Racial Disparities in Acute Coronary Syndrome Management Within a Universal Healthcare Context: Insights From the AMI-OPTIMA Trial

Elsevier, CJC Open, Volume 3, December 2021
d'Entremont M.-A., Wee C.C., Nguyen M., Couture E.L., Lemaire-Paquette S., Kouz S. et al.

Background: Although prior studies have demonstrated racial disparities regarding acute coronary syndrome (ACS) care within private or mixed healthcare systems, few researchers have explored such disparities within universal healthcare systems. We aimed to evaluate the quality and outcomes of in-hospital ACS management for White patients vs patients of colour, within a universal healthcare context. Methods: We performed a post hoc analysis of the Acute Myocardial Infarction - Knowledge Translation to Optimize Adherence to Evidence-Based Therapy study, a cluster-randomized trial evaluating a knowledge-translation intervention at 24 hospitals in Quebec, Canada (years: 2009 and 2012).
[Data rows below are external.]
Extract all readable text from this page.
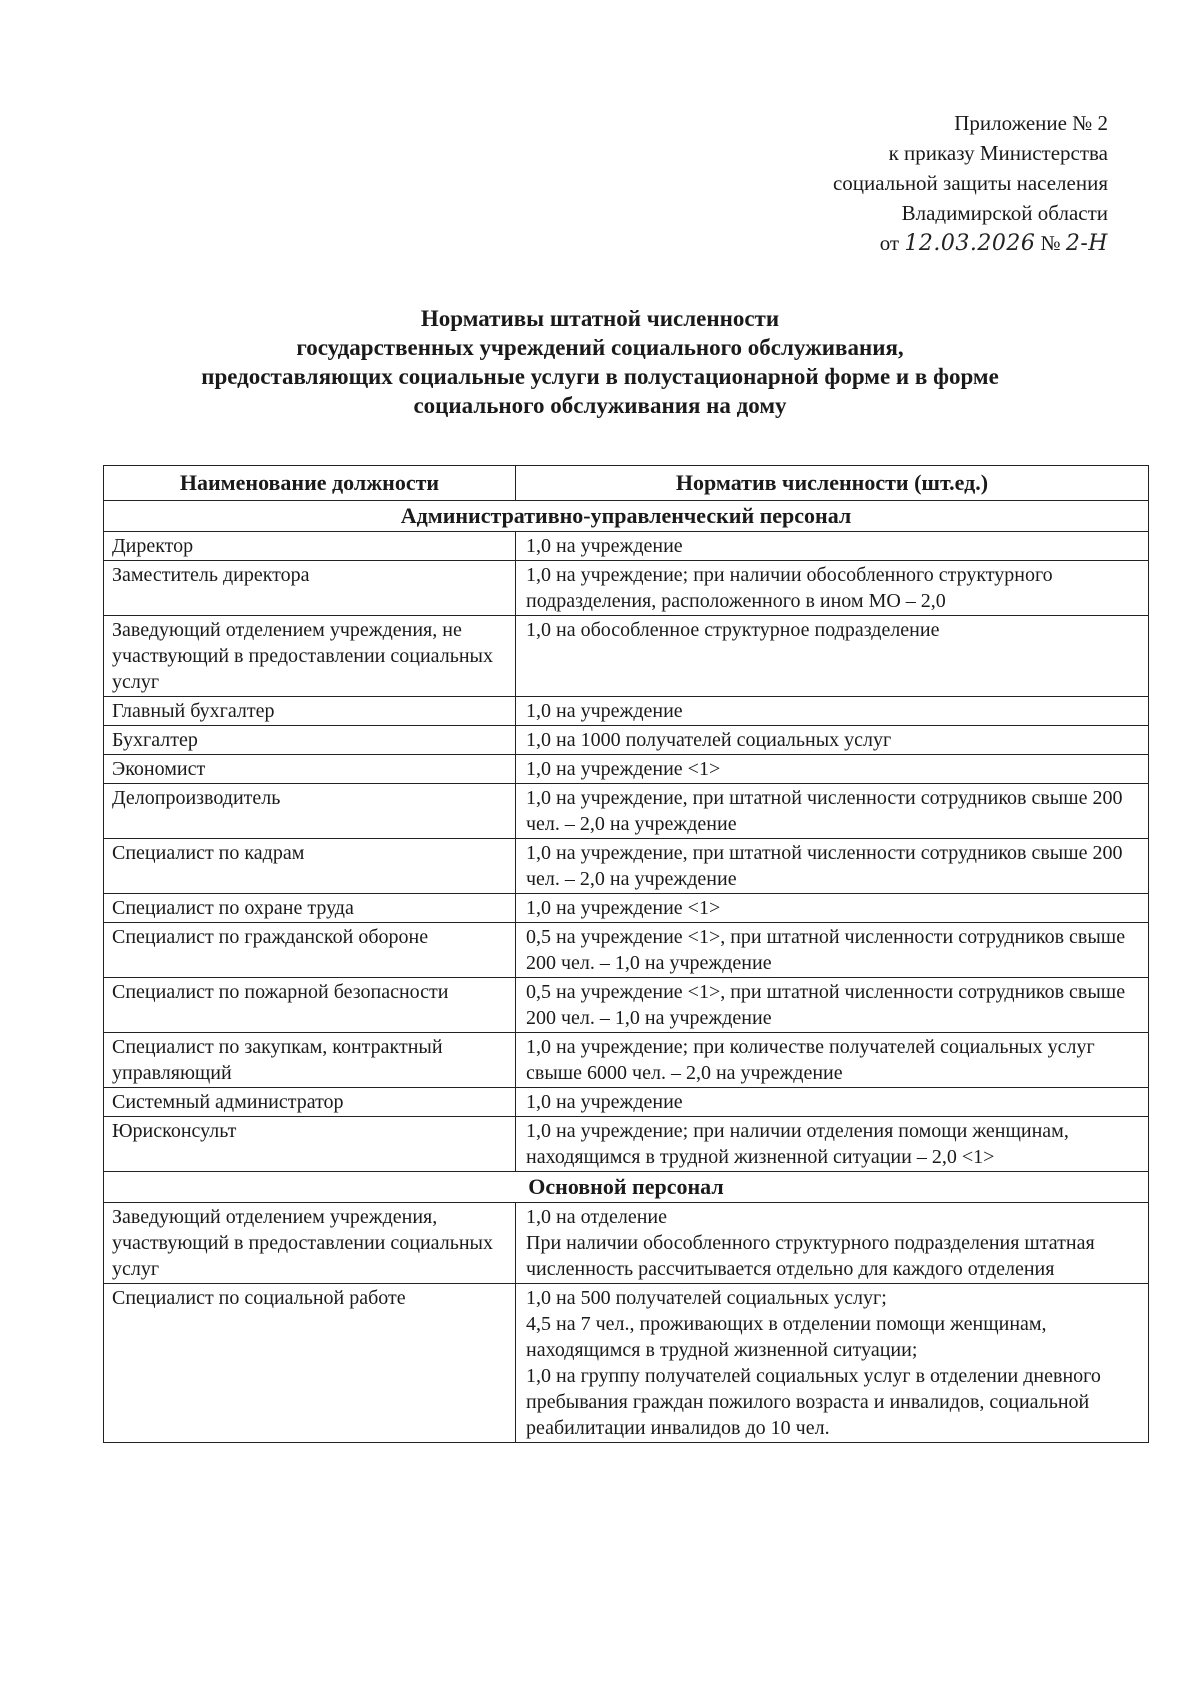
Приложение № 2
к приказу Министерства
социальной защиты населения
Владимирской области
от 12.03.2026 № 2-Н
Нормативы штатной численности
государственных учреждений социального обслуживания,
предоставляющих социальные услуги в полустационарной форме и в форме
социального обслуживания на дому
Наименование должности	Норматив численности (шт.ед.)
Административно-управленческий персонал	
Директор	1,0 на учреждение
Заместитель директора	1,0 на учреждение; при наличии обособленного структурного подразделения, расположенного в ином МО – 2,0
Заведующий отделением учреждения, не участвующий в предоставлении социальных услуг	1,0 на обособленное структурное подразделение
Главный бухгалтер	1,0 на учреждение
Бухгалтер	1,0 на 1000 получателей социальных услуг
Экономист	1,0 на учреждение <1>
Делопроизводитель	1,0 на учреждение, при штатной численности сотрудников свыше 200 чел. – 2,0 на учреждение
Специалист по кадрам	1,0 на учреждение, при штатной численности сотрудников свыше 200 чел. – 2,0 на учреждение
Специалист по охране труда	1,0 на учреждение <1>
Специалист по гражданской обороне	0,5 на учреждение <1>, при штатной численности сотрудников свыше 200 чел. – 1,0 на учреждение
Специалист по пожарной безопасности	0,5 на учреждение <1>, при штатной численности сотрудников свыше 200 чел. – 1,0 на учреждение
Специалист по закупкам, контрактный управляющий	1,0 на учреждение; при количестве получателей социальных услуг свыше 6000 чел. – 2,0 на учреждение
Системный администратор	1,0 на учреждение
Юрисконсульт	1,0 на учреждение; при наличии отделения помощи женщинам, находящимся в трудной жизненной ситуации – 2,0 <1>
Основной персонал	
Заведующий отделением учреждения, участвующий в предоставлении социальных услуг	1,0 на отделение
При наличии обособленного структурного подразделения штатная численность рассчитывается отдельно для каждого отделения
Специалист по социальной работе	1,0 на 500 получателей социальных услуг;
4,5 на 7 чел., проживающих в отделении помощи женщинам, находящимся в трудной жизненной ситуации;
1,0 на группу получателей социальных услуг в отделении дневного пребывания граждан пожилого возраста и инвалидов, социальной реабилитации инвалидов до 10 чел.
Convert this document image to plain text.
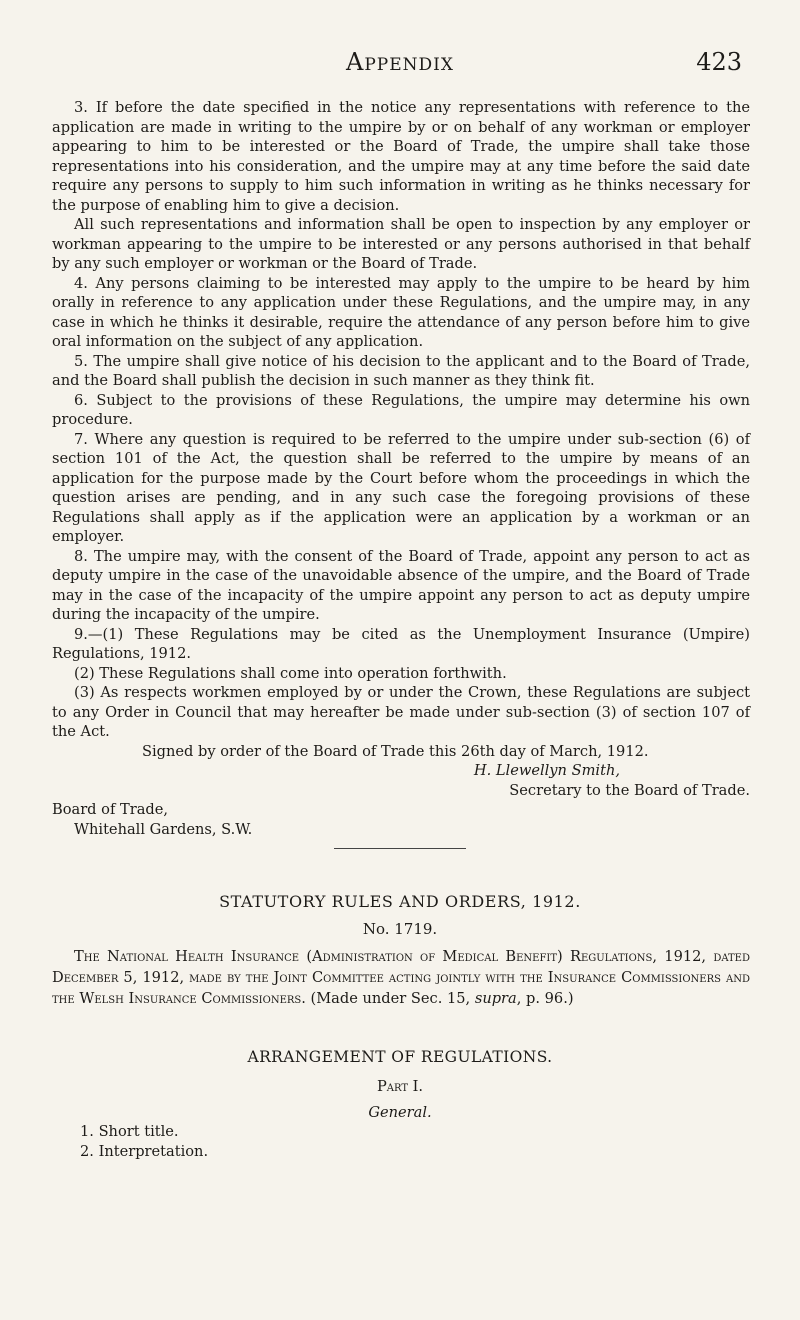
Appendix	423

3. If before the date specified in the notice any representations with reference to the application are made in writing to the umpire by or on behalf of any workman or employer appearing to him to be interested or the Board of Trade, the umpire shall take those representations into his consideration, and the umpire may at any time before the said date require any persons to supply to him such information in writing as he thinks necessary for the purpose of enabling him to give a decision.

All such representations and information shall be open to inspection by any employer or workman appearing to the umpire to be interested or any persons authorised in that behalf by any such employer or workman or the Board of Trade.

4. Any persons claiming to be interested may apply to the umpire to be heard by him orally in reference to any application under these Regulations, and the umpire may, in any case in which he thinks it desirable, require the attendance of any person before him to give oral information on the subject of any application.

5. The umpire shall give notice of his decision to the applicant and to the Board of Trade, and the Board shall publish the decision in such manner as they think fit.

6. Subject to the provisions of these Regulations, the umpire may determine his own procedure.

7. Where any question is required to be referred to the umpire under sub-section (6) of section 101 of the Act, the question shall be referred to the umpire by means of an application for the purpose made by the Court before whom the proceedings in which the question arises are pending, and in any such case the foregoing provisions of these Regulations shall apply as if the application were an application by a workman or an employer.

8. The umpire may, with the consent of the Board of Trade, appoint any person to act as deputy umpire in the case of the unavoidable absence of the umpire, and the Board of Trade may in the case of the incapacity of the umpire appoint any person to act as deputy umpire during the incapacity of the umpire.

9.—(1) These Regulations may be cited as the Unemployment Insurance (Umpire) Regulations, 1912.

(2) These Regulations shall come into operation forthwith.

(3) As respects workmen employed by or under the Crown, these Regulations are subject to any Order in Council that may hereafter be made under sub-section (3) of section 107 of the Act.

Signed by order of the Board of Trade this 26th day of March, 1912.

H. Llewellyn Smith,
Secretary to the Board of Trade.

Board of Trade,

Whitehall Gardens, S.W.

STATUTORY RULES AND ORDERS, 1912.
No. 1719.
The National Health Insurance (Administration of Medical Benefit) Regulations, 1912, dated December 5, 1912, made by the Joint Committee acting jointly with the Insurance Commissioners and the Welsh Insurance Commissioners. (Made under Sec. 15, supra, p. 96.)
ARRANGEMENT OF REGULATIONS.
Part I.
General.
1. Short title.
2. Interpretation.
The primary endpoint was coronary catheterization. The secondary endpoints included in-hospital mortality, percutaneous and surgical coronary revascularization, major bleeding, total stroke, and discharge prescription of evidence-based medical therapy. Results: Of 3444 included patients, 2738 were White, and 706 were people of colour. The mean age was 68.2 years (33.3% women) among White patients and 69.5 years (36.0% women) among patients of colour. Patients of colour were less likely to undergo in-hospital coronary catheterization than were White patients (74.5% vs 80.3%, P = 0.001). This difference was attenuated after adjusting for patient-level characteristics (odds ratio 0.89; 95% confidence interval 0.73-1.09), and it was eliminated after adjusting for hospital-level characteristics (odds ratio 1.04; 95% confidence interval 0.73-1.49). Conclusions: Racial disparity in coronary catheterization for ACS persists within a universal healthcare context. Patients’ comorbidities and hospital-level factors may be partially responsible for this inequality. Future research on cardiovascular healthcare in patients with diverse racial/ethnic backgrounds in universal healthcare systems is needed to remediate racial inequality in ACS management.